Appeals court to hear arguments on whether or not University of Texas admissions policies violate the law
Austin American-Statesman
August 2, 2010
Is the University of Texas violating the law by considering race and ethnicity when it decides whom to admit to its freshman class?
That question will be debated Tuesday before a three-judge panel of the 5th U.S. Circuit Court of Appeals in New Orleans.
The case, filed in 2008 by two white students who were denied admission, is the first challenge of a university's affirmative action policies since the U.S. Supreme Court upheld affirmative action at the University of Michigan's law school in 2003.
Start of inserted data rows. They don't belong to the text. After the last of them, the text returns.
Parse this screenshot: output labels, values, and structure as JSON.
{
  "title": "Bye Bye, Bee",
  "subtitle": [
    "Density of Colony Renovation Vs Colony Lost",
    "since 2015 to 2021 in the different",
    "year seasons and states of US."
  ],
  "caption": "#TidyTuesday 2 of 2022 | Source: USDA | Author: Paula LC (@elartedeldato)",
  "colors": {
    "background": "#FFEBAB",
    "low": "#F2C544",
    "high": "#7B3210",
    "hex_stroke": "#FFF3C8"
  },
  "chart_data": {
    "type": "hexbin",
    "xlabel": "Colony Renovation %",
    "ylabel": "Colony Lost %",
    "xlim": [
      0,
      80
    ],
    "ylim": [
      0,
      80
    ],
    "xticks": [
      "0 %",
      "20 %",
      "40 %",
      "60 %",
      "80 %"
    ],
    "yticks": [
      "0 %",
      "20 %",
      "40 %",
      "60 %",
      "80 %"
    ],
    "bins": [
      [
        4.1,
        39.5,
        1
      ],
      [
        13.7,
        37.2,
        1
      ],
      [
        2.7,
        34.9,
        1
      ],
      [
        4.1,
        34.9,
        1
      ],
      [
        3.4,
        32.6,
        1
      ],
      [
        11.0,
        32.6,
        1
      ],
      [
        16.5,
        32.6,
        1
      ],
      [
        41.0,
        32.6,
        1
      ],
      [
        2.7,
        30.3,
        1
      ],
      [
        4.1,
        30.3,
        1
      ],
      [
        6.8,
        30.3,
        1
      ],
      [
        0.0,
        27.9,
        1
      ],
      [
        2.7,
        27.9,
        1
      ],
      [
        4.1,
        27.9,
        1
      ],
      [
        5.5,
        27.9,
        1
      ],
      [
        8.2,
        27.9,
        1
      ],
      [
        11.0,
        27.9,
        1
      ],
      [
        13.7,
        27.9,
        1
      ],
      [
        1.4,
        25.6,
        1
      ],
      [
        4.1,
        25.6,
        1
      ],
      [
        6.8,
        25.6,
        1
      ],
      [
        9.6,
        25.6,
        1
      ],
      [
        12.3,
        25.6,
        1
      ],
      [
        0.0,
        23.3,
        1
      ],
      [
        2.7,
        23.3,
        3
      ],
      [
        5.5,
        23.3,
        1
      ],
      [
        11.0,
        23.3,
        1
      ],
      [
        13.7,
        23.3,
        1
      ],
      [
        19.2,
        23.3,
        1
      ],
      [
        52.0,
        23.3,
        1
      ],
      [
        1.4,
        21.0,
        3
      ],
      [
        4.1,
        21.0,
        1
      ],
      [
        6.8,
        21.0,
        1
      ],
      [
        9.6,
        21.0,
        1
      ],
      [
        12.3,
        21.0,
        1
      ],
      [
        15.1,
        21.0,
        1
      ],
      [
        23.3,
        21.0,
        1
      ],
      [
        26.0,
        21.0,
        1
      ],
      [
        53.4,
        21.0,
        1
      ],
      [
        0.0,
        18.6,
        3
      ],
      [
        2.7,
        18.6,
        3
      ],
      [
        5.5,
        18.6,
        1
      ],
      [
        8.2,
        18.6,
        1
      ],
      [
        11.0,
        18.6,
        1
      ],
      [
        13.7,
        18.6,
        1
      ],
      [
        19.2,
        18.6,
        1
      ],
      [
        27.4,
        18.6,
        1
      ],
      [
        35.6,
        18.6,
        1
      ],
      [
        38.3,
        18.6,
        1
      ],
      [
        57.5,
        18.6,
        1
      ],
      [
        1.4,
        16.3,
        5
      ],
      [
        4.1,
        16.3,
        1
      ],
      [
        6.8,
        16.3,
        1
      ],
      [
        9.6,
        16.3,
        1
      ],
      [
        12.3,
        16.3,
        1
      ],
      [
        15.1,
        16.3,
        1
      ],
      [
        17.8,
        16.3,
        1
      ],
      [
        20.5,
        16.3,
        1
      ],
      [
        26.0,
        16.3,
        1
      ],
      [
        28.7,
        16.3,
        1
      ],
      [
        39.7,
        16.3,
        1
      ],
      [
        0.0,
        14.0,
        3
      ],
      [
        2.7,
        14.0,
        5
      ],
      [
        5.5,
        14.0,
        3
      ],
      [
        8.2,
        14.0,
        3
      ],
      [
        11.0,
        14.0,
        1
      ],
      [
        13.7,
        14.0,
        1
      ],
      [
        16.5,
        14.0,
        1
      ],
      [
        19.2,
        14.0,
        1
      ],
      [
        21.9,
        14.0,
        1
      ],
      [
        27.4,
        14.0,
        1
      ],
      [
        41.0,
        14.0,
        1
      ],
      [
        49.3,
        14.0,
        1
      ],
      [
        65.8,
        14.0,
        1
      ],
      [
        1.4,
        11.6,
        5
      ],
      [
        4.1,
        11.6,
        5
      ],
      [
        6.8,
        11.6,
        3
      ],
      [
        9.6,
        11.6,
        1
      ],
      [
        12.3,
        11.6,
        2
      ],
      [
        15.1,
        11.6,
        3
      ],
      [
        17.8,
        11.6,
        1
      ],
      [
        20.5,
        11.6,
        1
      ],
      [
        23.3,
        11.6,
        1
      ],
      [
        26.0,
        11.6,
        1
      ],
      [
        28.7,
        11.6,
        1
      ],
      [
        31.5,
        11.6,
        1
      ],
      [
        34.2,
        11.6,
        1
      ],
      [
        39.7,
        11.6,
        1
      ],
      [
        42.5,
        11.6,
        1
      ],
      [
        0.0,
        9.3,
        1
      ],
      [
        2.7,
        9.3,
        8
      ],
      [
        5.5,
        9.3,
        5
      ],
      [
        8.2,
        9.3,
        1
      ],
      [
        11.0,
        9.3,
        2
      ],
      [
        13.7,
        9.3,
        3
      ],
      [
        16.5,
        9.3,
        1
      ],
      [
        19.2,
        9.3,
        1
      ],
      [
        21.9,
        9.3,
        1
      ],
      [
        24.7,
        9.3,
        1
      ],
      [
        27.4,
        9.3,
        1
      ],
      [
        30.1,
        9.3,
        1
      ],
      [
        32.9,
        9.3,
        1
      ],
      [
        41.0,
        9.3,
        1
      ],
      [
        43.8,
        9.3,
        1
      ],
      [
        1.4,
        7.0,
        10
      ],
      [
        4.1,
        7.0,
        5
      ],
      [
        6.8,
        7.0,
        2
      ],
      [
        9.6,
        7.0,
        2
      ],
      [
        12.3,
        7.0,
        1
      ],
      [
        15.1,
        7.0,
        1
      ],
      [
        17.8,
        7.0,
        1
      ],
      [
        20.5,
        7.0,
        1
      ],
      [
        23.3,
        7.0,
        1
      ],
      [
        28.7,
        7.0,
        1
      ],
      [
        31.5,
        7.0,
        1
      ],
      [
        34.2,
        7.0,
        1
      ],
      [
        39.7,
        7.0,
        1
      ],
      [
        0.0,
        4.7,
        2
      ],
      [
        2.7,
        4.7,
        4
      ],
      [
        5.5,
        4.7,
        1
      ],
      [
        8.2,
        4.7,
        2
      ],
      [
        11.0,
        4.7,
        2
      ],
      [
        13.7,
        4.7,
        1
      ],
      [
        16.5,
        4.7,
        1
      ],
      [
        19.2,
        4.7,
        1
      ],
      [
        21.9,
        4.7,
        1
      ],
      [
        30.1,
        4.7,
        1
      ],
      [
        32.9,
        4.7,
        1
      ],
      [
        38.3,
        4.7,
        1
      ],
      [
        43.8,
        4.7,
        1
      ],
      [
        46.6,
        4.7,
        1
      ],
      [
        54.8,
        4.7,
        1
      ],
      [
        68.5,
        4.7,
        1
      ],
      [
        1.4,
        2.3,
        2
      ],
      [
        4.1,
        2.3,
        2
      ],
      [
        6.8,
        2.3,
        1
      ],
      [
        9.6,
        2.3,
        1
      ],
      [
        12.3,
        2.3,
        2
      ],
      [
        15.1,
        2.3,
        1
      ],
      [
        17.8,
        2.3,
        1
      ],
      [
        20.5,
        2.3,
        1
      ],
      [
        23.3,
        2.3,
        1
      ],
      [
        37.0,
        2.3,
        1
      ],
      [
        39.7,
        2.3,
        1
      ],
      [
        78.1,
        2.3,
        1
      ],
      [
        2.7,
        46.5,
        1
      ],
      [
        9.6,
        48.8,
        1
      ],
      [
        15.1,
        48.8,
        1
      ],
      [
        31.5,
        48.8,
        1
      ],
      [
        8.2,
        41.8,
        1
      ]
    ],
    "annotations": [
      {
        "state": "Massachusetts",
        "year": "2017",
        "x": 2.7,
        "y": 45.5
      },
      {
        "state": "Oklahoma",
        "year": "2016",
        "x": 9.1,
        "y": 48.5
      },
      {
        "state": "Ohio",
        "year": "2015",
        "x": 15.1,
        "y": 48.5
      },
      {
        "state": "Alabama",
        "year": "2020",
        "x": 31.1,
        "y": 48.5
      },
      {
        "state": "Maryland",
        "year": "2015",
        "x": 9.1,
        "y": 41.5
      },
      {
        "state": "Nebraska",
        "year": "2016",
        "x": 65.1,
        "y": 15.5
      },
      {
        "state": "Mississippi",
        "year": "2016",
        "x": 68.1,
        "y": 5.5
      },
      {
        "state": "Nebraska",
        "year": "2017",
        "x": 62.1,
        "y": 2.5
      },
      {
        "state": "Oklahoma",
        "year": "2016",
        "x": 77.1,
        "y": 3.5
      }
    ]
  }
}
"Our argument is relatively simple," said Edward Blum, director of the Washington-based Project on Fair Representation, which opposes the use of race in public policy and which is helping to pay the plaintiffs' legal bills. "We believe that the reintroduction of race and ethnicity in the admissions process by the University of Texas is unconstitutional and falls outside of the parameters where race is allowed to be used."
UT and the Texas attorney general's office, which is defending the university's policy, offer an equally straightforward defense.
"The university believes that its admission system is well within the guidance the Supreme Court has given us in the Grutter case," said Patti Ohlendorf , UT's vice president for legal affairs, referring to the Michigan ruling.